This Rhode Island Insurance Car Accident post is about the curious case of a mundane and garden variety rear end car accident case named ASERMELY v. ALLSTATE INSURANCE COMPANY , 728 A.2d 461 (1999). The end result of this cause of action is the potential for insurance companies to be exposed to extra contractual liability in Rhode Island.
A 15 year tortious litigation brouhaha
As it turns out, Asermely is a case in which the facts and the decision pertaining to the RI Car Crash Injury case and the victim’s claims that Allstate acted in bad faith are MEANINGLESS for any real precedential value. This scarecrow of an automobile collision case and Insurance brouhaha dragged on for over 15 tortuous years, since the date of the auto wreck. It winded its way through the Rhode Island Court system with the parties fighting over relative peanuts.
Court acts as a legislative body and makes rules imposing potential extra contractual liability
Nonetheless, Asermly is important, very important and perhaps ground breaking. Essentially, in dicta, the Rhode Island Supreme Court acted as a legislative, administrative body and issued rules. These new rules are music to the ears of Rhode Island Personal Injury Attorneys and a complete headache to Allstate, RI car accident insurance defense lawyers and all other insurance companies doing business in the state of Rhode Island.
(Editor’s note: The cliff notes takeaway is that an insurer who declines a settlement demand for within policy limits is on the hook for the entire judgment if they lose at trial including interest of twelve percent)
In Asermely, Allstate won all the battles and won the case but lost the war in the long run!
The decision of the RI Supreme Court pertaining to the case and controversy has no precedence and can be ignored. Nonetheless, the RULE OF LAW set forth in Assermely is nothing short of GROUNDBREAKING! Asermely is important because the RI Supreme Court, in dicta, which in essence is the LAW IN RI, set new rules concerning insurance obligations to settle within the policy limits. “We shall take this opportunity to promulgate a new rule to guide the trial courts in deciding these issues.
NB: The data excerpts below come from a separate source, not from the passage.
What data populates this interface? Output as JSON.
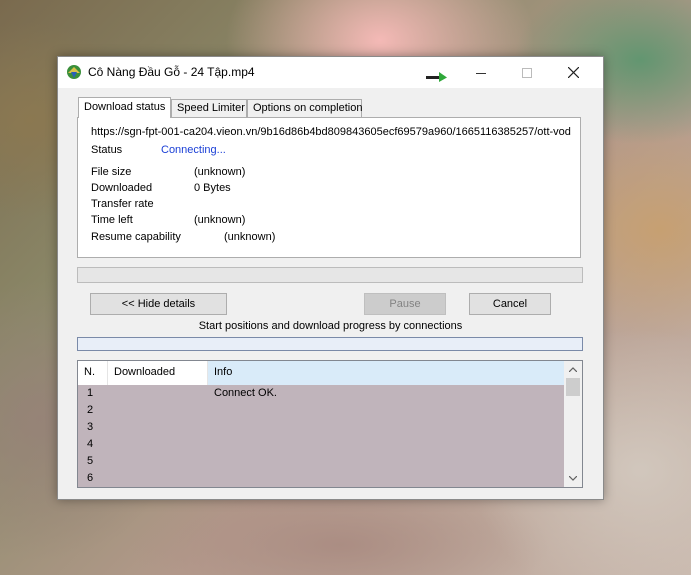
{
  "window": {
    "title": "Cô Nàng Đầu Gỗ - 24 Tập.mp4"
  },
  "tabs": [
    {
      "label": "Download status",
      "active": true
    },
    {
      "label": "Speed Limiter",
      "active": false
    },
    {
      "label": "Options on completion",
      "active": false
    }
  ],
  "status": {
    "url": "https://sgn-fpt-001-ca204.vieon.vn/9b16d86b4bd809843605ecf69579a960/1665116385257/ott-vod",
    "status_label": "Status",
    "status_value": "Connecting...",
    "file_size_label": "File size",
    "file_size_value": "(unknown)",
    "downloaded_label": "Downloaded",
    "downloaded_value": "0 Bytes",
    "transfer_rate_label": "Transfer rate",
    "transfer_rate_value": "",
    "time_left_label": "Time left",
    "time_left_value": "(unknown)",
    "resume_label": "Resume capability",
    "resume_value": "(unknown)"
  },
  "progress": {
    "main_percent": 0,
    "connections_percent": 0
  },
  "buttons": {
    "hide_details": "<< Hide details",
    "pause": "Pause",
    "cancel": "Cancel"
  },
  "connections_caption": "Start positions and download progress by connections",
  "connections_table": {
    "columns": [
      "N.",
      "Downloaded",
      "Info"
    ],
    "rows": [
      {
        "n": "1",
        "downloaded": "",
        "info": "Connect OK."
      },
      {
        "n": "2",
        "downloaded": "",
        "info": ""
      },
      {
        "n": "3",
        "downloaded": "",
        "info": ""
      },
      {
        "n": "4",
        "downloaded": "",
        "info": ""
      },
      {
        "n": "5",
        "downloaded": "",
        "info": ""
      },
      {
        "n": "6",
        "downloaded": "",
        "info": ""
      }
    ]
  },
  "colors": {
    "status_link": "#1a3fd6",
    "list_background": "#c0b4bb",
    "header_selected": "#d9ebf9",
    "arrow_green": "#2fa83a"
  }
}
This Court has held that an insurance company has a fiduciary obligation to act in the “best interests of its insured in order to protect the insured from excess liability * * * [and to] refrain from acts that demonstrate greater concern for the insurer’s monetary interest than the financial risk attendant to the insured’s situation.” Id.
If Insurance company refuses settlement for policy limits they must ponny up entire judgment
“It is not sufficient that the insurance company act in good faith. An insurance company’s fiduciary obligations include a duty to consider seriously a plaintiffs reasonable offer to settle within the policy limits. Accordingly, if it has been afforded reasonable notice and if a plaintiff has made a reasonable written offer to a defendant’s insurer to settle within the policy limits, the insurer is obligated to seriously consider such an offer. If the insurer declines to settle the case within the policy limits, it does so at its peril in the event that a trial results in a judgment that exceeds the policy limits, including interest. If such a judgment is sustained on appeal or is unappealed, the insurer is liable for the amount that exceeds the policy limits, unless it can show that the insured was unwilling to accept the offer of settlement. The insurer’s duty is a fiduciary obligation to act in the best interests of the insured. Even if the insurer believes in good faith that it has a legitimate defense against the third party, it must assume the risk of miscalculation if the ultimate judgment should exceed the policy limits.” Id.
After all Asermely was really supposed to be about a boring RI rear end car accident in which ALL STATE WON! Now getting back to all states “victory”: “… on July 9, 1984, when Michelle Asermely collided with the rear end of a vehicle operated by Allstate’s insureds. All states’ insured had a 50,000 car accident liability policy.
“On or about September 8, 1989, the arbitrator issued an award for plaintiff in the sum of $47,557.37, finding plaintiff 25 percent liable and defendant’s insured 75 percent at fault. On “September 20, 1989, plaintiff’s attorney wrote a letter to the arbitrator advising that “[p]laintiff will accept the award of the arbitrator.” The defendant rejected the result of the arbitration and proceeded to trial.” Id.
AllState wins the Case but loses the war
“The total amount of the judgment, including interest, was $86,333.57. The plaintiff alleged that defendant issued a check on January 9, 1990, for $50,000 as “[f]inal settlement of any and all claims arising from bodily injury and property damage caused by accident on 463*463 7/9/84.” The plaintiff refused to negotiate this check and instead filed an action for debt on the judgment in Superior Court. Subsequently, Rendine and Bernier assigned their rights to plaintiff. On May 24, 1991, defendant issued a second check for $50,000 without the limiting language of the first check, and plaintiff negotiated the second check.” Id.
“Ok, that’s enough of the facts. In the end the Court did not believe All State acted in bad faith in Asermely and also did not believe that Plaintiff’s counsel made a clear offer to settle for within the policy limits. But who cares since Rhode Island car Accident Attorneys, RI wrongful death lawyers, Providence Premises Liability lawyers and other RI negligence lawyers are singing the praise of the RI Supreme Court.